La mamma ha già appeso la mia nuova divisa scolastica sulla porta dell’armadio. Aggrotto la fronte alla vista della giacca verde bottiglia e del kilt: già mi immagino il mio arrivo alla St Margaret’s Academy, un edificio grigio di cui ho visto solo le foto in rete, dove rimango goffamente per conto mio mentre gruppi di studenti mi passano accanto spingendo e chiacchierando eccitati.
«Anna! A tavola!»
Sospiro e scendo di sotto, lasciando la finestra aperta.

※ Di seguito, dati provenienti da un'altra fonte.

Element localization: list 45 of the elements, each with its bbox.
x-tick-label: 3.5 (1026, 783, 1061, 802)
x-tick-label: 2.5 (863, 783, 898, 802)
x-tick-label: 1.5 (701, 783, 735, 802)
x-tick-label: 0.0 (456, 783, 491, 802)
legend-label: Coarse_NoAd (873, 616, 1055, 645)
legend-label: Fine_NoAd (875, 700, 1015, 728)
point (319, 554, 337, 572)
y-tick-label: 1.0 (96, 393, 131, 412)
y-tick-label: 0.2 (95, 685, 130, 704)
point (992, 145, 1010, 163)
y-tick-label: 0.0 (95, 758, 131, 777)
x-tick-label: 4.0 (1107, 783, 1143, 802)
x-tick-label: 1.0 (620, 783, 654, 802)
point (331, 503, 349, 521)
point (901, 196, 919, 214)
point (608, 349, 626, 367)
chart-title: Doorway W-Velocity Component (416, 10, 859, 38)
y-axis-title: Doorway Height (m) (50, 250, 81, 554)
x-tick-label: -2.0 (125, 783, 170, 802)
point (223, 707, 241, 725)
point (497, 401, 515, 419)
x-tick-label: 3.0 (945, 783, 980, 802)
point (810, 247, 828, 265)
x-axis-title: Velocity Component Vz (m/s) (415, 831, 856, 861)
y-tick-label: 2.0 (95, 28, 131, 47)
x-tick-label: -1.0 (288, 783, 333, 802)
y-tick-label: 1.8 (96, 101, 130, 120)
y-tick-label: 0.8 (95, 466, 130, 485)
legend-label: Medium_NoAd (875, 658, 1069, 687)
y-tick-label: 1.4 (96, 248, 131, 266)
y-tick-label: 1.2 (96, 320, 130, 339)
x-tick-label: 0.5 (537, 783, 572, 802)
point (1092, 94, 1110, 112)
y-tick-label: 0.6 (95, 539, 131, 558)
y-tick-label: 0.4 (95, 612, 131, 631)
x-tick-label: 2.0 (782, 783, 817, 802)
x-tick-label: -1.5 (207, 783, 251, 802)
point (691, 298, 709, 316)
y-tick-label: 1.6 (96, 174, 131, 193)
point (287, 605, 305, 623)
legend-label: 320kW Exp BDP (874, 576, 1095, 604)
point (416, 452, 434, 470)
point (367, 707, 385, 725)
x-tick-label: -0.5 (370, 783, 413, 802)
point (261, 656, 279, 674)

In cucina, la mamma ha già recuperato qualche lampada e una tovaglia, dando alla stanza un’atmosfera accogliente. Una pentola con acqua calda e spaghetti sta ribollendo sul fuoco. Gli spaghetti non erano sulla mia lista delle cose dell’ultimo minuto, ma la mamma li ha ficcati nel cassetto portaoggetti quando si è resa conto che non avremmo avuto altro da mangiare la prima sera. Le posate moderne con i manici dai colori vivaci e i bicchieri alti da cocktail sembrano fuori posto in questa scricchiolante casa-museo, che Linda con orgoglio ha fatto risalire ad almeno quattro secoli fa. Sembra quasi che il cottage abbia indossato gli abiti della nostra vecchia casa, solo che i pantaloni risultano troppo corti, rivelando un bizzarro scorcio di una caviglia nuda.
«Al momento non è un gran che.» La mamma scrolla le spalle come per scusarsi, e io sento il cuore stringersi. Mia madre ha sradicato tutta la sua vita – lavoro, amici, ogni cosa – e ora si sta scusando con me. Non so cosa dire, quindi scrollo anch’io le spalle, sperando di farle capire “Non mi importa mamma, ti voglio bene”, ma temo che in realtà sembri più un “pazienza”.
«Ce la faremo» aggiunge con un sorriso. «È un nuovo inizio ed è questo che conta.»